Too often, heritage-inspired special editions are little more than cynical cash grabs aimed at a vehicle’s biggest fans. Occasionally, though, a cool take comes along, and much like the vehicle that inspires it, the new Jaguar F-Type Heritage 60 is as cool as it gets.
The British automaker is using its latest two-seat sports car to honor its most iconic, giving the 2021 F-Type a number of cues inspired by the legendary E-Type, which celebrates its 60th birthday in 2021. And while it’s easy to home in on the gorgeous Sherwood Green paint job or the E-Type badging, this F-Type will stand out not for how it looks, but for how rare it is. Jag is only building 60 examples, and if that’s not enough, Jaguar Land Rover’s SV Bespoke team is building each car, available as either a hardtop coupe or a soft-top convertible, by hand.

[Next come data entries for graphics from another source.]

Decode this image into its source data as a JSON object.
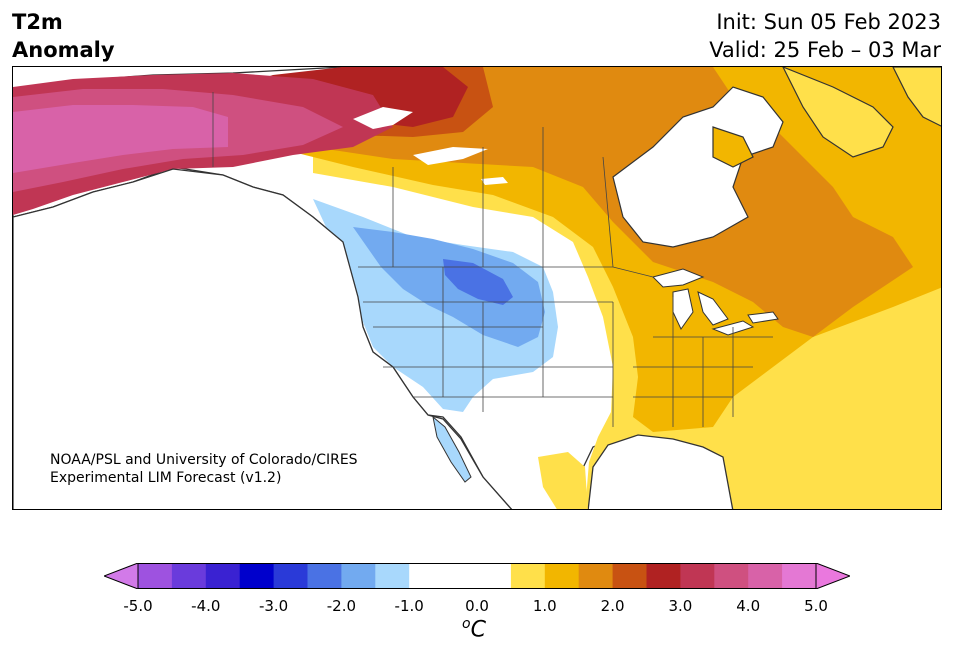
{
  "header": {
    "title_line1": "T2m",
    "title_line2": "Anomaly",
    "init_label": "Init: Sun 05 Feb 2023",
    "valid_label": "Valid: 25 Feb – 03 Mar"
  },
  "credit": {
    "line1": "NOAA/PSL and University of Colorado/CIRES",
    "line2": "Experimental LIM Forecast (v1.2)"
  },
  "colorbar": {
    "levels": [
      -5.0,
      -4.5,
      -4.0,
      -3.5,
      -3.0,
      -2.5,
      -2.0,
      -1.5,
      -1.0,
      -0.5,
      0.5,
      1.0,
      1.5,
      2.0,
      2.5,
      3.0,
      3.5,
      4.0,
      4.5,
      5.0
    ],
    "colors": [
      "#9e52e0",
      "#6a3bdc",
      "#3a22d2",
      "#0000cc",
      "#2a3ad8",
      "#4a72e4",
      "#72aaf0",
      "#a8d8fc",
      "#ffffff",
      "#ffffff",
      "#ffe04a",
      "#f2b600",
      "#e08a10",
      "#c85212",
      "#b02222",
      "#c03654",
      "#cf5080",
      "#d862a8",
      "#e478d4"
    ],
    "under_color": "#d27ae8",
    "over_color": "#ea78de",
    "tick_labels": [
      "-5.0",
      "-4.0",
      "-3.0",
      "-2.0",
      "-1.0",
      "0.0",
      "1.0",
      "2.0",
      "3.0",
      "4.0",
      "5.0"
    ],
    "unit_base": "C",
    "unit_sup": "o"
  },
  "map": {
    "colors": {
      "ocean": "#ffffff",
      "coast": "#333333",
      "border": "#444444",
      "lake": "#ffffff"
    }
  }
}
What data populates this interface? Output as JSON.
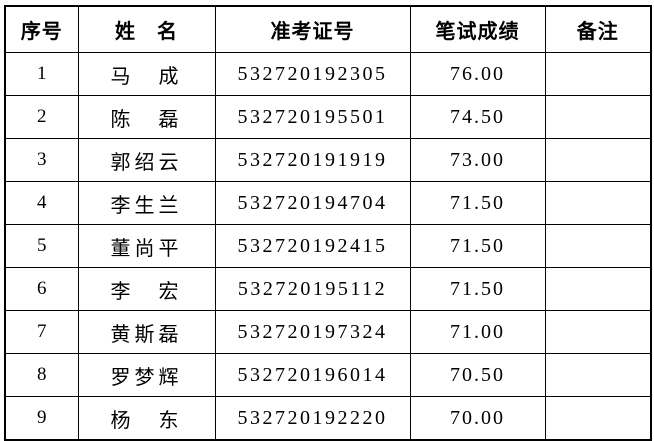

SV Bespoke’s work includes the aforementioned Sherwood Green paint, a color that hasn’t appeared in Jaguar’s palette since the 1960s – it is to Jaguar as Guardsman Blue is to the Ford Mustang and Rosso Corsa is to Ferrari. We sincerely hope it makes a permanent reappearance at some point in the future, because this shade is gorgeous. Paired with "diamond-turned" 20-inch wheels, chrome detailing, and a very special E-Type badge on the tail, the exterior of this F-Type looks almost as good as the original E-Type.
Designers contrasted the exterior with a two-tone cabin, featuring Windsor leather upholstery in Caraway and Ebony and an aluminum – or “aluminium,” if you’re feeling particularly British – finish on the center stack. The E-Type identifiers are subtler here than on the outside of the car, with a small badge above the touchscreen infotainment system, distinct sill plates calling out this car’s limited-run nature, and the E-Type 60th Anniversary logo embossed on the headrests.
All in all, the F-Type Heritage 60 is an understated tribute to the classic E-Type. Its powertrain, however, is the opposite of understated – each example features the F-Type R’s supercharged 5.0-liter V8. This raucous powerplant, good for 575 horsepower (429 kW) and 516 pound-feet (700 Nm) of torque, hurls the two-seater to 60 in a brisk 3.5 seconds and on to a top speed of 186 miles per hour. Mated to an eight-speed automatic transmission and a standard all-wheel-drive system, it’s fair to say that performance is one area the F-Type will eclipse the E.
Jaguar hasn’t put a number on how many of the 60 Heritage 60 models will arrive in the United States, nor has it announced pricing for this rare take on the F-Type. Considering the limited production run and the hand-built nature, though, we expect a healthy increase on the F-Type R’s $103,200 starting price.